O Delegado de Saúde Regional do Centro, João Pedro Pimentel, responde a um pedido de pronúncia que é também uma denúncia, por parte de Cidália Valbom, da actuação da Delegada de Saúde Coordenadora da ULS da Guarda.
A presidente da Assembleia Municipal escreve que, ao ter produzido um parecer a partir do qual o presidente da Câmara não autorizou a cedência do espaço, Ana Isabel Viseu «extravasou as suas competências» ao «fazer interpretações jurídicas», quando apenas lhe competia «definir regras de segurança a cumprir». «Foi o que fez, e bem, a autoridade de saúde concelhia», recorda Cidália Valbom, referindo-se à intervenção da estrutura coordenada pelo Delegado de Saúde, José Valbom.

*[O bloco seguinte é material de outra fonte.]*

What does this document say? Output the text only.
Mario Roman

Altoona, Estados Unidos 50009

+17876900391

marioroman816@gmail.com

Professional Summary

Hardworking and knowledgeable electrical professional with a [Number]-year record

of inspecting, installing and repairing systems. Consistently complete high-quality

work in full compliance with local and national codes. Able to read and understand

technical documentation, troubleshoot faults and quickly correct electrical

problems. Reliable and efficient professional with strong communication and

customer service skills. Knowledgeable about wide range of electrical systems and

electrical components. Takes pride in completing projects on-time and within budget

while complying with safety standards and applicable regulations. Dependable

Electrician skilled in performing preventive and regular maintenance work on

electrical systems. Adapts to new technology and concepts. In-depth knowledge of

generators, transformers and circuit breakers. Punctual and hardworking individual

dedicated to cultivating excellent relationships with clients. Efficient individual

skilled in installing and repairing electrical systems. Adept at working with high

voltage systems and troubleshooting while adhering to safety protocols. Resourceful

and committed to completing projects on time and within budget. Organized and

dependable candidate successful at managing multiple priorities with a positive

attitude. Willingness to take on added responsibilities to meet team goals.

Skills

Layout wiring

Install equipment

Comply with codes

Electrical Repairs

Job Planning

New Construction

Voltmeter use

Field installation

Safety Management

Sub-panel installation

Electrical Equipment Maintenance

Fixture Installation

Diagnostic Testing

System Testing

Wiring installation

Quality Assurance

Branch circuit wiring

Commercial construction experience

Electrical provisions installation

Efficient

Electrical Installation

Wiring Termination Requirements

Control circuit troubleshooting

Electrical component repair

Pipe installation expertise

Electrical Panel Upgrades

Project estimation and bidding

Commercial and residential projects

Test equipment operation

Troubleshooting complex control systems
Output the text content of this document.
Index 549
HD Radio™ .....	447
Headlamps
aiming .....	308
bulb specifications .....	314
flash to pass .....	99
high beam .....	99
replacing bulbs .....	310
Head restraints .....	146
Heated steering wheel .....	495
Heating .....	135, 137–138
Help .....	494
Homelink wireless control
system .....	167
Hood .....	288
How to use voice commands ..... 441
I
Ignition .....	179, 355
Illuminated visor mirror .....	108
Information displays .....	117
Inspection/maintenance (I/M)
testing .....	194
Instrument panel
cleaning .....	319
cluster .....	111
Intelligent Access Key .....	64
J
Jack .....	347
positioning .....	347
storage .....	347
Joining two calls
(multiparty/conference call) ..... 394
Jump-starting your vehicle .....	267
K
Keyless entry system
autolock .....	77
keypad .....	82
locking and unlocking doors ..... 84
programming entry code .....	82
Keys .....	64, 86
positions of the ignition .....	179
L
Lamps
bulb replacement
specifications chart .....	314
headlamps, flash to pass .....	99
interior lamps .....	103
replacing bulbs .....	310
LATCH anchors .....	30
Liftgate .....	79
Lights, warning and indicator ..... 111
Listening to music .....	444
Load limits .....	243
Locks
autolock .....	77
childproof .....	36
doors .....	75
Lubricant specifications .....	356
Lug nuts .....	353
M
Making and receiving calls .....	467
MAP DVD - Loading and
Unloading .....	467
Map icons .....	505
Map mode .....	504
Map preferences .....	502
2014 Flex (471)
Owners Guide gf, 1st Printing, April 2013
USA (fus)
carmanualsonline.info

Mas esta argumentação não teve acolhimento em Coimbra. João Pedro Pimentel não deixa dúvidas: «tendo presente o pedido de V. Ex.ª para realizar Assembleia Municipal Extraordinária no passado dia 11 de maio, informa-se que se concorda com o parecer emitido à data pela Senhora Delegada de Saúde Coordenadora da ULS da Guarda, tendo presente quer a situação de estado de emergência quer a situação epidemiológica vivida».
O Delegado de Saúde Regional do Centro conclui que «muito apropriadamente o parecer da Senhora Delegada de Saúde Coordenadora se baseou ainda no princípio da precaução, instrumento fundamental em saúde pública, que nesta pandemia contribui, através da valorização do distanciamento físico, para impedir cadeias de transmissão e fazer diminuir o número de novos casos desta doença».
E recorda que «dos vinte e dois casos de COVID 19 registados no concelho da Guarda, vinte ocorreram até ao dia 8 de Maio», ou seja, no período em que estava a ser agendada uma sessão extraordinária da Assembleia Municipal.
Esta resposta de João Pedro Pimentel, com data de 9 de Junho, não foi incluída na documentação remetida por Cidália Valbom aos eleitos locais.